Methods: We conducted retrospective analysis of longitudinal OCT imaging in patients with GA previously evaluated at the Wisconsin Reading Center (GSK 341). A total of 201 eyes (45 participants) with baseline, 6-month (79 eyes) and 12-month (42 eyes) follow-up OCTs were included. A previously trained and validated WRC AI model was applied to all scans. EZ-loss area from AI predictions was compared with human-graded measurements, with both based on edge-detection methodology. Agreement was evaluated using mean EZ-loss area at each visit, longitudinal change from baseline, and Dice coefficient to assess spatial overlap.

Results: Across all visits, mean EZ-loss area was 8.52 mm2 (SD 5.12) by human and 9.09 mm2 (SD 5.02) with AI (p=0.00). At baseline, means were 7.66 mm2 (SD 4.62) vs 8.21 mm2 (SD 4.56); at 6 months 9.02 mm2 (SD 5.59) vs 9.50 mm2 (SD 5.26); and at 12 months 9.20 mm2 (SD 4.98) vs 9.98 mm2 (SD 5.25) respectively.

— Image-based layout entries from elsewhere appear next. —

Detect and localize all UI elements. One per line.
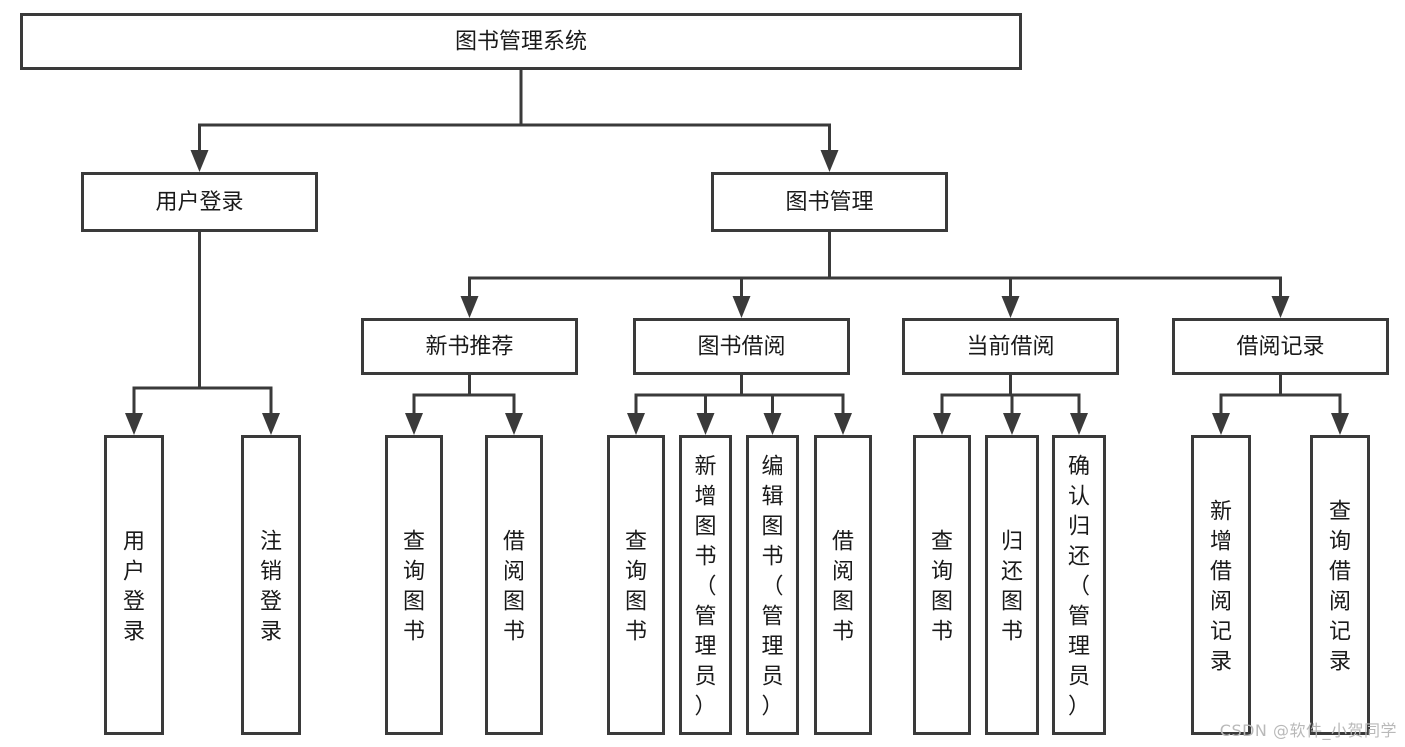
node-label: 确认归还（管理员） bbox=[1068, 454, 1090, 719]
node-box bbox=[607, 435, 665, 735]
node-l-br-query[interactable]: 查询借阅记录 bbox=[1310, 435, 1370, 735]
node-box bbox=[985, 435, 1039, 735]
node-l-bb-add[interactable]: 新增图书（管理员） bbox=[679, 435, 732, 735]
node-label: 用户登录 bbox=[155, 190, 243, 215]
node-label: 当前借阅 bbox=[966, 335, 1054, 360]
node-n-borrow-rec[interactable]: 借阅记录 bbox=[1172, 318, 1389, 375]
node-l-bb-edit[interactable]: 编辑图书（管理员） bbox=[746, 435, 799, 735]
node-box bbox=[241, 435, 301, 735]
node-box bbox=[913, 435, 971, 735]
node-label: 新书推荐 bbox=[425, 335, 513, 360]
nodes-layer: 图书管理系统用户登录图书管理新书推荐图书借阅当前借阅借阅记录用户登录注销登录查询… bbox=[20, 13, 1389, 735]
node-label: 新增图书（管理员） bbox=[694, 454, 716, 719]
watermark-text: CSDN @软件_小贺同学 bbox=[1219, 721, 1397, 740]
node-l-cb-confirm[interactable]: 确认归还（管理员） bbox=[1052, 435, 1106, 735]
node-box bbox=[1172, 318, 1389, 375]
edges-layer bbox=[125, 68, 1349, 435]
node-n-user-login[interactable]: 用户登录 bbox=[81, 172, 318, 232]
edge-group-root bbox=[190, 68, 839, 172]
node-l-logout[interactable]: 注销登录 bbox=[241, 435, 301, 735]
edge-group-n-user-login bbox=[125, 230, 280, 435]
edge-group-n-new-book bbox=[405, 373, 523, 435]
node-box bbox=[814, 435, 872, 735]
node-box bbox=[711, 172, 948, 232]
node-label: 借阅图书 bbox=[503, 529, 525, 644]
node-label: 查询图书 bbox=[931, 529, 953, 644]
node-l-user-login[interactable]: 用户登录 bbox=[104, 435, 164, 735]
node-box bbox=[1191, 435, 1251, 735]
node-l-bb-borrow[interactable]: 借阅图书 bbox=[814, 435, 872, 735]
node-label: 图书管理系统 bbox=[455, 30, 587, 55]
node-label: 查询借阅记录 bbox=[1329, 499, 1351, 674]
node-label: 用户登录 bbox=[123, 529, 145, 644]
node-box bbox=[902, 318, 1119, 375]
node-n-book-manage[interactable]: 图书管理 bbox=[711, 172, 948, 232]
node-label: 查询图书 bbox=[625, 529, 647, 644]
node-l-nb-borrow[interactable]: 借阅图书 bbox=[485, 435, 543, 735]
edge-group-n-borrow-rec bbox=[1212, 373, 1349, 435]
node-n-cur-borrow[interactable]: 当前借阅 bbox=[902, 318, 1119, 375]
node-label: 注销登录 bbox=[260, 529, 282, 644]
node-l-bb-query[interactable]: 查询图书 bbox=[607, 435, 665, 735]
node-box bbox=[1310, 435, 1370, 735]
node-l-nb-query[interactable]: 查询图书 bbox=[385, 435, 443, 735]
node-l-br-add[interactable]: 新增借阅记录 bbox=[1191, 435, 1251, 735]
node-label: 新增借阅记录 bbox=[1210, 499, 1232, 674]
node-box bbox=[104, 435, 164, 735]
node-label: 图书借阅 bbox=[697, 335, 785, 360]
node-label: 归还图书 bbox=[1001, 529, 1023, 644]
node-label: 查询图书 bbox=[403, 529, 425, 644]
edge-group-n-cur-borrow bbox=[933, 373, 1088, 435]
node-box bbox=[385, 435, 443, 735]
node-label: 借阅记录 bbox=[1236, 335, 1324, 360]
edge-group-n-book-borrow bbox=[627, 373, 852, 435]
edge-group-n-book-manage bbox=[460, 230, 1290, 318]
node-label: 图书管理 bbox=[785, 190, 873, 215]
node-box bbox=[20, 13, 1022, 70]
node-box bbox=[485, 435, 543, 735]
node-l-cb-return[interactable]: 归还图书 bbox=[985, 435, 1039, 735]
node-box bbox=[679, 435, 732, 735]
node-label: 借阅图书 bbox=[832, 529, 854, 644]
node-box bbox=[361, 318, 578, 375]
node-box bbox=[1052, 435, 1106, 735]
node-box bbox=[81, 172, 318, 232]
node-n-book-borrow[interactable]: 图书借阅 bbox=[633, 318, 850, 375]
node-l-cb-query[interactable]: 查询图书 bbox=[913, 435, 971, 735]
node-root[interactable]: 图书管理系统 bbox=[20, 13, 1022, 70]
node-n-new-book[interactable]: 新书推荐 bbox=[361, 318, 578, 375]
node-box bbox=[633, 318, 850, 375]
node-box bbox=[746, 435, 799, 735]
node-label: 编辑图书（管理员） bbox=[761, 454, 783, 719]
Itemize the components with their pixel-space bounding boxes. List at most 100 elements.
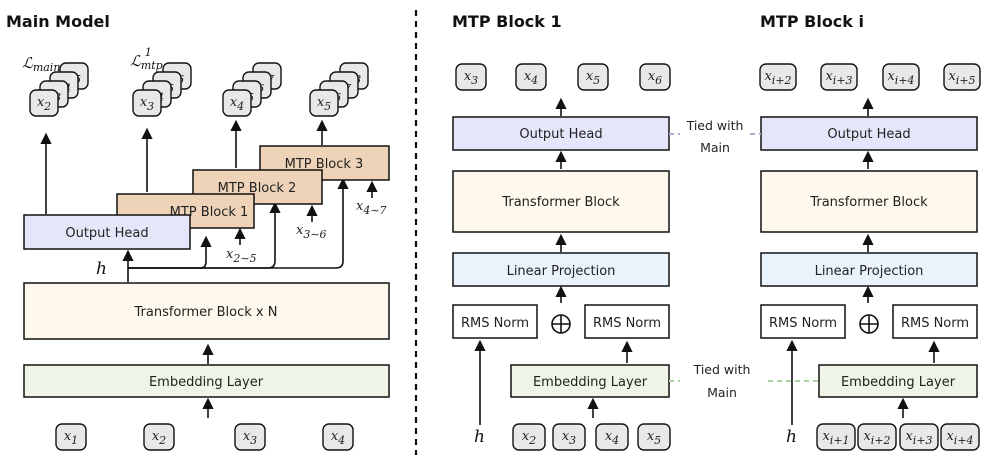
mtp1-output-head-label: Output Head bbox=[519, 127, 602, 142]
mtp1-transformer-block bbox=[452, 170, 670, 233]
tie-label-bg-bottom bbox=[680, 360, 766, 402]
main-input-4-7: x4∼7 bbox=[356, 199, 387, 217]
mtpi-input-token-text: xi+1 bbox=[822, 429, 849, 447]
tie-label-top-line1: Tied with bbox=[686, 118, 744, 133]
mtp-block-i-title: MTP Block i bbox=[760, 12, 864, 31]
mtp1-output-tokens: x3 x4 x5 x6 bbox=[455, 63, 671, 91]
main-wires bbox=[40, 119, 378, 418]
mtpi-output-token-text: xi+2 bbox=[764, 69, 791, 87]
main-loss-token-text: x2 bbox=[37, 95, 51, 113]
mtp3-stack-token-text: x5 bbox=[317, 95, 331, 113]
mtp2-stack-token-text: x4 bbox=[230, 95, 244, 113]
tie-label-top-line2: Main bbox=[700, 140, 730, 155]
loss-mtp-label: ℒmtp1 bbox=[130, 46, 163, 72]
main-transformer-label: Transformer Block x N bbox=[134, 305, 278, 320]
tie-label-bottom-line2: Main bbox=[707, 385, 737, 400]
mtpi-output-token: xi+2 bbox=[759, 63, 797, 91]
mtp-block-1-title: MTP Block 1 bbox=[452, 12, 562, 31]
mtpi-input-tokens: xi+1 xi+2 xi+3 xi+4 bbox=[816, 423, 980, 451]
mtpi-embedding-layer bbox=[818, 364, 978, 398]
mtp1-output-head bbox=[452, 116, 670, 151]
mtp1-rms-right-label: RMS Norm bbox=[593, 316, 661, 331]
mtpi-rms-norm-left bbox=[760, 304, 846, 339]
mtp1-input-token-text: x5 bbox=[647, 429, 661, 447]
mtpi-input-token: xi+2 bbox=[857, 423, 897, 451]
main-input-token-text: x2 bbox=[152, 429, 166, 447]
mtp1-rms-left-label: RMS Norm bbox=[461, 316, 529, 331]
mtp1-output-token-text: x6 bbox=[648, 69, 662, 87]
mtp1-output-token: x6 bbox=[639, 63, 671, 91]
tie-label-bg-top bbox=[680, 114, 750, 158]
mtpi-wires bbox=[786, 97, 940, 425]
mtp1-stack-token-text: x3 bbox=[140, 95, 154, 113]
main-mtp-block-3-label: MTP Block 3 bbox=[285, 157, 364, 172]
mtp1-rms-norm-left bbox=[452, 304, 538, 339]
main-input-token: x2 bbox=[143, 423, 175, 451]
main-embedding-label: Embedding Layer bbox=[149, 375, 264, 390]
mtpi-output-head bbox=[760, 116, 978, 151]
mtpi-output-token: xi+5 bbox=[943, 63, 981, 91]
main-transformer-block bbox=[23, 282, 390, 340]
mtpi-rms-left-label: RMS Norm bbox=[769, 316, 837, 331]
main-input-token: x4 bbox=[322, 423, 354, 451]
mtpi-input-token: xi+4 bbox=[940, 423, 980, 451]
main-input-token: x1 bbox=[55, 423, 87, 451]
mtpi-transformer-label: Transformer Block bbox=[809, 195, 928, 210]
mtp1-input-token-text: x3 bbox=[562, 429, 576, 447]
mtp1-output-token-text: x5 bbox=[586, 69, 600, 87]
mtp1-output-token: x4 bbox=[515, 63, 547, 91]
main-output-head-label: Output Head bbox=[65, 226, 148, 241]
mtpi-output-token-text: xi+4 bbox=[887, 69, 914, 87]
mtp1-linear-projection bbox=[452, 252, 670, 287]
mtpi-output-token-text: xi+5 bbox=[948, 69, 975, 87]
main-input-3-6: x3∼6 bbox=[296, 223, 327, 241]
mtpi-concat-icon bbox=[859, 314, 879, 334]
mtpi-embedding-label: Embedding Layer bbox=[841, 375, 956, 390]
mtpi-input-token: xi+3 bbox=[899, 423, 939, 451]
mtp1-input-token-text: x2 bbox=[522, 429, 536, 447]
main-h-label: h bbox=[96, 259, 107, 279]
mtpi-output-token: xi+3 bbox=[820, 63, 858, 91]
mtp3-stack-token: x5 bbox=[309, 89, 339, 117]
mtp1-input-token: x5 bbox=[637, 423, 671, 451]
main-input-2-5: x2∼5 bbox=[226, 247, 257, 265]
mtpi-linear-projection bbox=[760, 252, 978, 287]
main-model-title: Main Model bbox=[6, 12, 110, 31]
mtpi-output-token-text: xi+3 bbox=[825, 69, 852, 87]
mtp1-h-label: h bbox=[474, 427, 485, 447]
mtpi-output-token: xi+4 bbox=[882, 63, 920, 91]
mtp1-embedding-layer bbox=[510, 364, 670, 398]
mtp1-transformer-label: Transformer Block bbox=[501, 195, 620, 210]
mtpi-h-label: h bbox=[786, 427, 797, 447]
mtp1-input-token: x2 bbox=[512, 423, 546, 451]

Mean EZ-loss progression from baseline to 6 months was 1.27 mm2 (SD 2.57) vs 1.19 mm2 (SD 2.42) (p=0.66), and from baseline to 12 months 1.47 mm2 (SD 2.38) vs 1.56 mm2 (SD 2.68) (p=0.63). The average Dice coefficient between human and AI segmentations across all visits was 0.83.

Conclusions: It is feasible to use an AI model to predict EZ-loss that is comparable to human based EZ-loss. The mean change in EZ loss at 6 months and 1 year showed no significant difference between AI and human segmentation. Future work will examine AI segmentation errors in detail to guide targeted refinement and develop deployment pipelines.